Burial Monuments

Αεροφωτογραφία των ταφικών μνημείων κοντά στο Στάδιο

Burial Monuments

A few meters from the east sphendone of the Stadium, excavation uncovered two grave monuments-mausoleums which formed part of a group of tomb monuments, the total number of which remains unknown. This was an important cemetery, since it was set in a prominent location inside the precinct where the sacred games were held. The two mausoleums lay approximately parallel to one another.

The northern one was temple-form and stood on a podium like Roman temples. Only its podium survives: it had a concrete core and stone facing, from which the euthynteria, a base with a concave-convex molding, and orthostates survive. On the west side of the building steps led to the pronaos, which on the basis of a column capital found in excavation is thought to have been Ionic.
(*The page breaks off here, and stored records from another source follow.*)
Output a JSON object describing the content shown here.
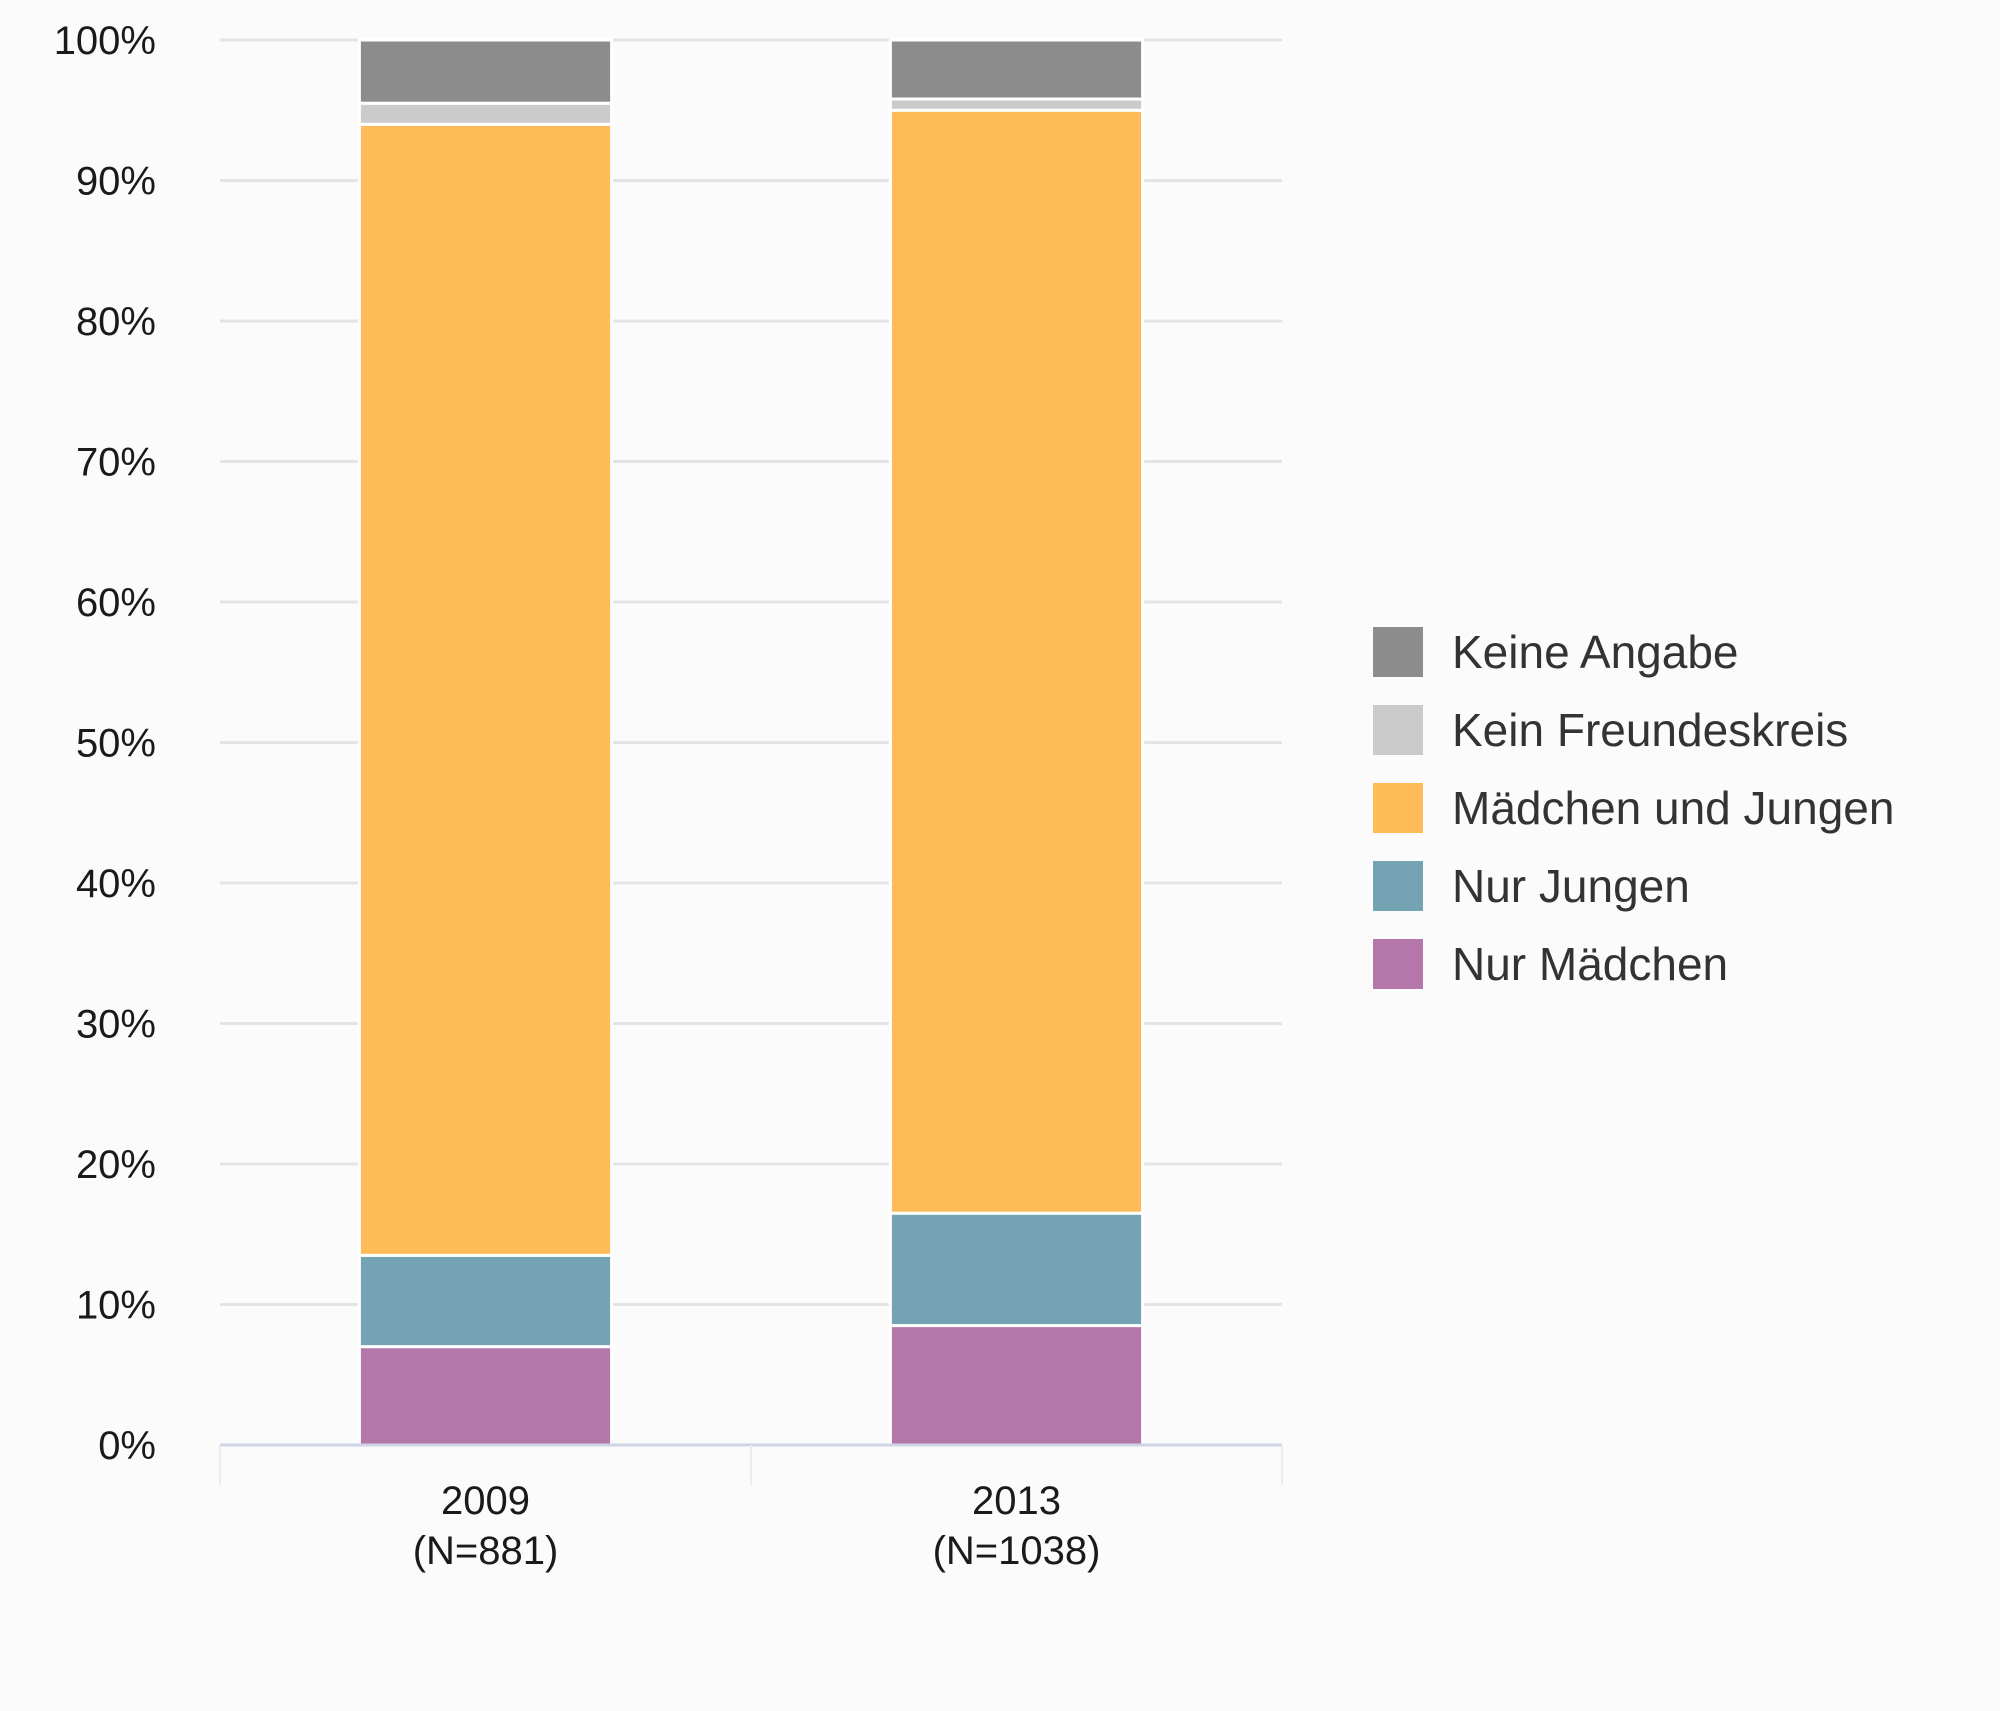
{
  "chart_data": {
    "type": "bar",
    "stacked": true,
    "categories": [
      "2009",
      "2013"
    ],
    "category_sublabels": [
      "(N=881)",
      "(N=1038)"
    ],
    "series": [
      {
        "name": "Nur Mädchen",
        "color": "#b577a9",
        "values": [
          7.0,
          8.5
        ]
      },
      {
        "name": "Nur Jungen",
        "color": "#74a3b4",
        "values": [
          6.5,
          8.0
        ]
      },
      {
        "name": "Mädchen und Jungen",
        "color": "#ffbb58",
        "values": [
          80.5,
          78.5
        ]
      },
      {
        "name": "Kein Freundeskreis",
        "color": "#cbcbcb",
        "values": [
          1.5,
          0.8
        ]
      },
      {
        "name": "Keine Angabe",
        "color": "#8c8c8c",
        "values": [
          4.5,
          4.2
        ]
      }
    ],
    "legend_order": [
      "Keine Angabe",
      "Kein Freundeskreis",
      "Mädchen und Jungen",
      "Nur Jungen",
      "Nur Mädchen"
    ],
    "ylim": [
      0,
      100
    ],
    "yticks": [
      "0%",
      "10%",
      "20%",
      "30%",
      "40%",
      "50%",
      "60%",
      "70%",
      "80%",
      "90%",
      "100%"
    ],
    "grid": true,
    "legend_position": "right"
  }
}
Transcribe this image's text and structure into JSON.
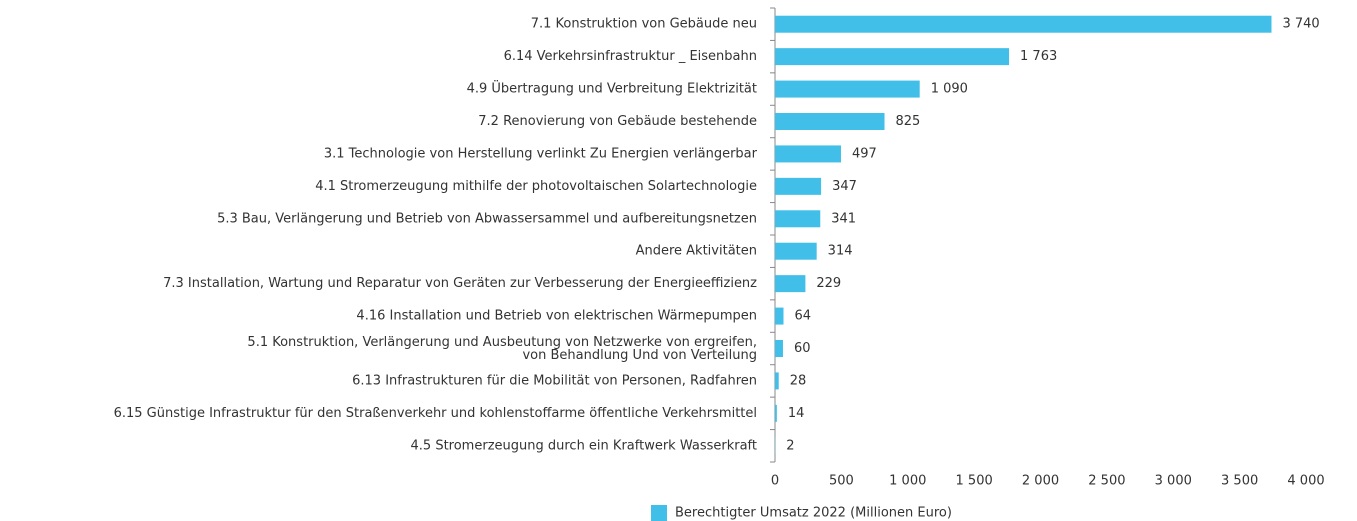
{
  "chart_data": {
    "type": "barh",
    "categories": [
      "7.1 Konstruktion von Gebäude neu",
      "6.14 Verkehrsinfrastruktur _ Eisenbahn",
      "4.9 Übertragung und Verbreitung Elektrizität",
      "7.2 Renovierung von Gebäude bestehende",
      "3.1 Technologie von Herstellung verlinkt Zu Energien verlängerbar",
      "4.1 Stromerzeugung mithilfe der photovoltaischen Solartechnologie",
      "5.3  Bau, Verlängerung und Betrieb von Abwassersammel und aufbereitungsnetzen",
      "Andere Aktivitäten",
      "7.3 Installation, Wartung und Reparatur von Geräten zur Verbesserung der Energieeffizienz",
      "4.16 Installation und Betrieb von elektrischen Wärmepumpen",
      "5.1 Konstruktion, Verlängerung und Ausbeutung von Netzwerke von ergreifen,\nvon Behandlung Und von Verteilung",
      "6.13 Infrastrukturen für die Mobilität von Personen, Radfahren",
      "6.15 Günstige Infrastruktur für den Straßenverkehr und kohlenstoffarme öffentliche Verkehrsmittel",
      "4.5 Stromerzeugung durch ein Kraftwerk Wasserkraft"
    ],
    "series": [
      {
        "name": "Berechtigter Umsatz 2022 (Millionen Euro)",
        "color": "#41bfe9",
        "values": [
          3740,
          1763,
          1090,
          825,
          497,
          347,
          341,
          314,
          229,
          64,
          60,
          28,
          14,
          2
        ],
        "value_labels": [
          "3 740",
          "1 763",
          "1 090",
          "825",
          "497",
          "347",
          "341",
          "314",
          "229",
          "64",
          "60",
          "28",
          "14",
          "2"
        ]
      }
    ],
    "xlim": [
      0,
      4000
    ],
    "xticks": [
      0,
      500,
      {
        "value": 1000,
        "label": "1 000"
      },
      {
        "value": 1500,
        "label": "1 500"
      },
      {
        "value": 2000,
        "label": "2 000"
      },
      {
        "value": 2500,
        "label": "2 500"
      },
      {
        "value": 3000,
        "label": "3 000"
      },
      {
        "value": 3500,
        "label": "3 500"
      },
      {
        "value": 4000,
        "label": "4 000"
      }
    ],
    "legend": "bottom"
  }
}
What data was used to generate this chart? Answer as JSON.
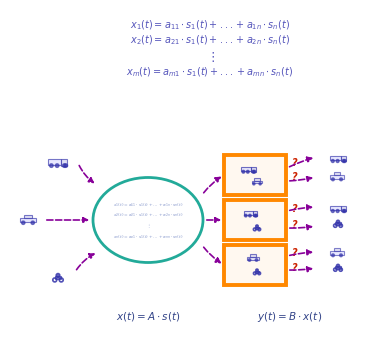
{
  "bg_color": "#ffffff",
  "eq_color": "#5555bb",
  "ellipse_color": "#22aa99",
  "arrow_color": "#880099",
  "box_color": "#ff8800",
  "q_color": "#cc2200",
  "inner_text_color": "#8899cc",
  "label_color": "#334488",
  "bottom_label_left": "$x(t) = A \\cdot s(t)$",
  "bottom_label_right": "$y(t) = B \\cdot x(t)$",
  "eq_lines": [
    "$x_1(t) = a_{11} \\cdot s_1(t) + ... + a_{1n} \\cdot s_n(t)$",
    "$x_2(t) = a_{21} \\cdot s_1(t) + ... + a_{2n} \\cdot s_n(t)$",
    "$\\vdots$",
    "$x_m(t) = a_{m1} \\cdot s_1(t) + ... + a_{mn} \\cdot s_n(t)$"
  ],
  "inner_lines": [
    "$x_1(t)=a_{11}\\cdot s_1(t)+\\ldots+a_{1n}\\cdot s_n(t)$",
    "$x_2(t)=a_{21}\\cdot s_1(t)+\\ldots+a_{2n}\\cdot s_n(t)$",
    "$\\vdots$",
    "$x_n(t)=a_{n1}\\cdot s_1(t)+\\ldots+a_{nn}\\cdot s_n(t)$"
  ]
}
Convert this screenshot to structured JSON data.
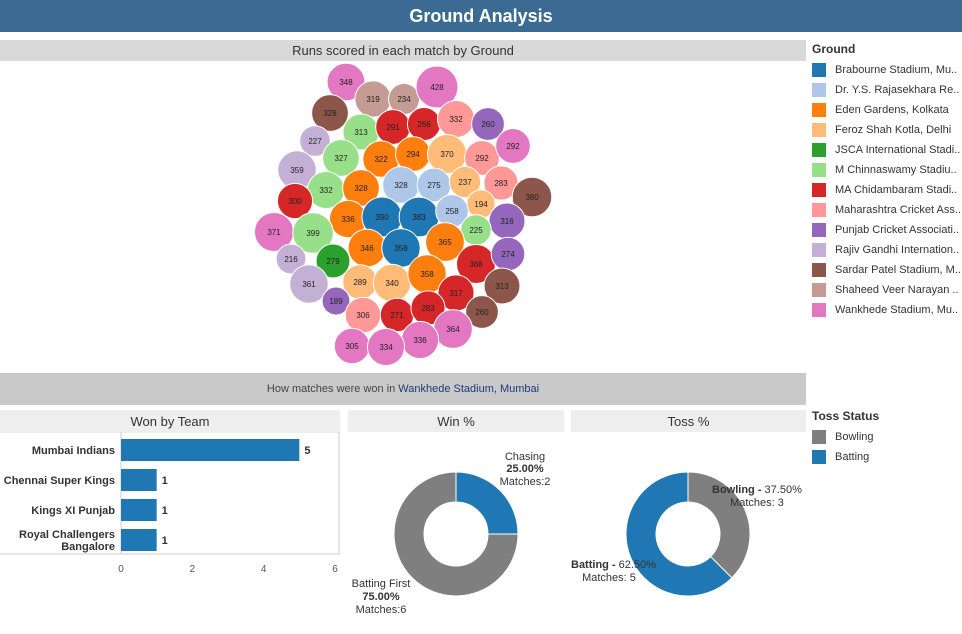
{
  "title": "Ground Analysis",
  "bubble_section_title": "Runs scored in each match by Ground",
  "subtitle": {
    "prefix": "How matches were won in",
    "ground": "Wankhede Stadium, Mumbai"
  },
  "ground_legend": {
    "title": "Ground",
    "items": [
      {
        "label": "Brabourne Stadium, Mu..",
        "color": "#1f77b4"
      },
      {
        "label": "Dr. Y.S. Rajasekhara Re..",
        "color": "#aec7e8"
      },
      {
        "label": "Eden Gardens, Kolkata",
        "color": "#ff7f0e"
      },
      {
        "label": "Feroz Shah Kotla, Delhi",
        "color": "#ffbb78"
      },
      {
        "label": "JSCA International Stadi..",
        "color": "#2ca02c"
      },
      {
        "label": "M Chinnaswamy Stadiu..",
        "color": "#98df8a"
      },
      {
        "label": "MA Chidambaram Stadi..",
        "color": "#d62728"
      },
      {
        "label": "Maharashtra Cricket Ass..",
        "color": "#ff9896"
      },
      {
        "label": "Punjab Cricket Associati..",
        "color": "#9467bd"
      },
      {
        "label": "Rajiv Gandhi Internation..",
        "color": "#c5b0d5"
      },
      {
        "label": "Sardar Patel Stadium, M..",
        "color": "#8c564b"
      },
      {
        "label": "Shaheed Veer Narayan ..",
        "color": "#c49c94"
      },
      {
        "label": "Wankhede Stadium, Mu..",
        "color": "#e377c2"
      }
    ]
  },
  "toss_legend": {
    "title": "Toss Status",
    "items": [
      {
        "label": "Bowling",
        "color": "#7f7f7f"
      },
      {
        "label": "Batting",
        "color": "#1f77b4"
      }
    ]
  },
  "chart_data": [
    {
      "type": "scatter",
      "title": "Runs scored in each match by Ground",
      "bubbles": [
        {
          "g": 12,
          "v": 348
        },
        {
          "g": 11,
          "v": 319
        },
        {
          "g": 11,
          "v": 234
        },
        {
          "g": 12,
          "v": 428
        },
        {
          "g": 10,
          "v": 328
        },
        {
          "g": 5,
          "v": 313
        },
        {
          "g": 6,
          "v": 291
        },
        {
          "g": 6,
          "v": 266
        },
        {
          "g": 7,
          "v": 332
        },
        {
          "g": 8,
          "v": 260
        },
        {
          "g": 9,
          "v": 227
        },
        {
          "g": 5,
          "v": 327
        },
        {
          "g": 2,
          "v": 322
        },
        {
          "g": 2,
          "v": 294
        },
        {
          "g": 3,
          "v": 370
        },
        {
          "g": 7,
          "v": 292
        },
        {
          "g": 12,
          "v": 292
        },
        {
          "g": 9,
          "v": 359
        },
        {
          "g": 5,
          "v": 332
        },
        {
          "g": 2,
          "v": 328
        },
        {
          "g": 1,
          "v": 328
        },
        {
          "g": 1,
          "v": 275
        },
        {
          "g": 3,
          "v": 237
        },
        {
          "g": 7,
          "v": 283
        },
        {
          "g": 10,
          "v": 380
        },
        {
          "g": 6,
          "v": 300
        },
        {
          "g": 3,
          "v": 194
        },
        {
          "g": 2,
          "v": 336
        },
        {
          "g": 0,
          "v": 390
        },
        {
          "g": 0,
          "v": 383
        },
        {
          "g": 1,
          "v": 258
        },
        {
          "g": 8,
          "v": 316
        },
        {
          "g": 12,
          "v": 371
        },
        {
          "g": 5,
          "v": 399
        },
        {
          "g": 5,
          "v": 225
        },
        {
          "g": 2,
          "v": 346
        },
        {
          "g": 0,
          "v": 358
        },
        {
          "g": 2,
          "v": 365
        },
        {
          "g": 9,
          "v": 216
        },
        {
          "g": 4,
          "v": 279
        },
        {
          "g": 6,
          "v": 368
        },
        {
          "g": 8,
          "v": 274
        },
        {
          "g": 9,
          "v": 361
        },
        {
          "g": 3,
          "v": 289
        },
        {
          "g": 3,
          "v": 340
        },
        {
          "g": 2,
          "v": 358
        },
        {
          "g": 10,
          "v": 313
        },
        {
          "g": 8,
          "v": 189
        },
        {
          "g": 6,
          "v": 317
        },
        {
          "g": 7,
          "v": 306
        },
        {
          "g": 6,
          "v": 271
        },
        {
          "g": 6,
          "v": 283
        },
        {
          "g": 10,
          "v": 260
        },
        {
          "g": 12,
          "v": 364
        },
        {
          "g": 12,
          "v": 336
        },
        {
          "g": 12,
          "v": 305
        },
        {
          "g": 12,
          "v": 334
        }
      ]
    },
    {
      "type": "bar",
      "title": "Won by Team",
      "categories": [
        "Mumbai Indians",
        "Chennai Super Kings",
        "Kings XI Punjab",
        "Royal Challengers Bangalore"
      ],
      "values": [
        5,
        1,
        1,
        1
      ],
      "xlim": [
        0,
        6
      ],
      "xticks": [
        0,
        2,
        4,
        6
      ],
      "color": "#1f77b4"
    },
    {
      "type": "pie",
      "title": "Win %",
      "slices": [
        {
          "label": "Chasing",
          "pct": "25.00%",
          "matches": "Matches:2",
          "value": 25,
          "color": "#1f77b4"
        },
        {
          "label": "Batting First",
          "pct": "75.00%",
          "matches": "Matches:6",
          "value": 75,
          "color": "#7f7f7f"
        }
      ]
    },
    {
      "type": "pie",
      "title": "Toss %",
      "slices": [
        {
          "label": "Bowling -",
          "pct": "37.50%",
          "matches": "Matches: 3",
          "value": 37.5,
          "color": "#7f7f7f"
        },
        {
          "label": "Batting -",
          "pct": "62.50%",
          "matches": "Matches: 5",
          "value": 62.5,
          "color": "#1f77b4"
        }
      ]
    }
  ]
}
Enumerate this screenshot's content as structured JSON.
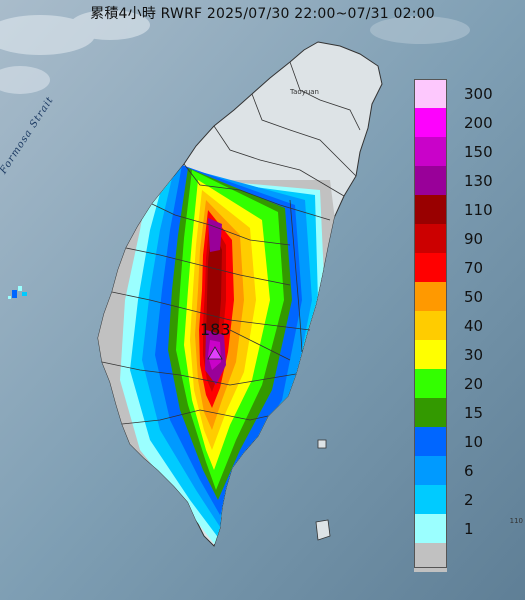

In the monument’s burial chamber there must have been stone sarcophagi on a platform around the perimeter, as is observed in similar funerary monuments in the north cemetery of Nicopolis. The mausoleum dates to about the second half of the 2nd century AD.

The second mortuary building, which is only a meter south of the first one, was rectangular in plan and built of brick. Its north wall had buttresses, among which three brick cist tombs have been found. Of the graves inside the burial chamber, four undecorated stone sarcophagi and a brick-built cist tomb survive.

Between the two mausoleums, five fragments of a marble sarcophagus with relief decoration were found. On three sides of the sarcophagus, the labors of Heracles are depicted in high relief. The sarcophagus contained at least three disturbed burials, the earliest of which dates to the second half of the 2nd century AD, i.e. it was contemporary with the construction of the sarcophagus.

A few meters northeast of the temple-form mausoleum, the wall of a third, brick-built mausoleum was identified. It is considered certain that in this same direction (towards the Theater) there are other grave monuments still covered by fill. These luxurious funerary monuments must have belonged to prominent members of the local community who were directly connected with the organization and administration of the Actian Games.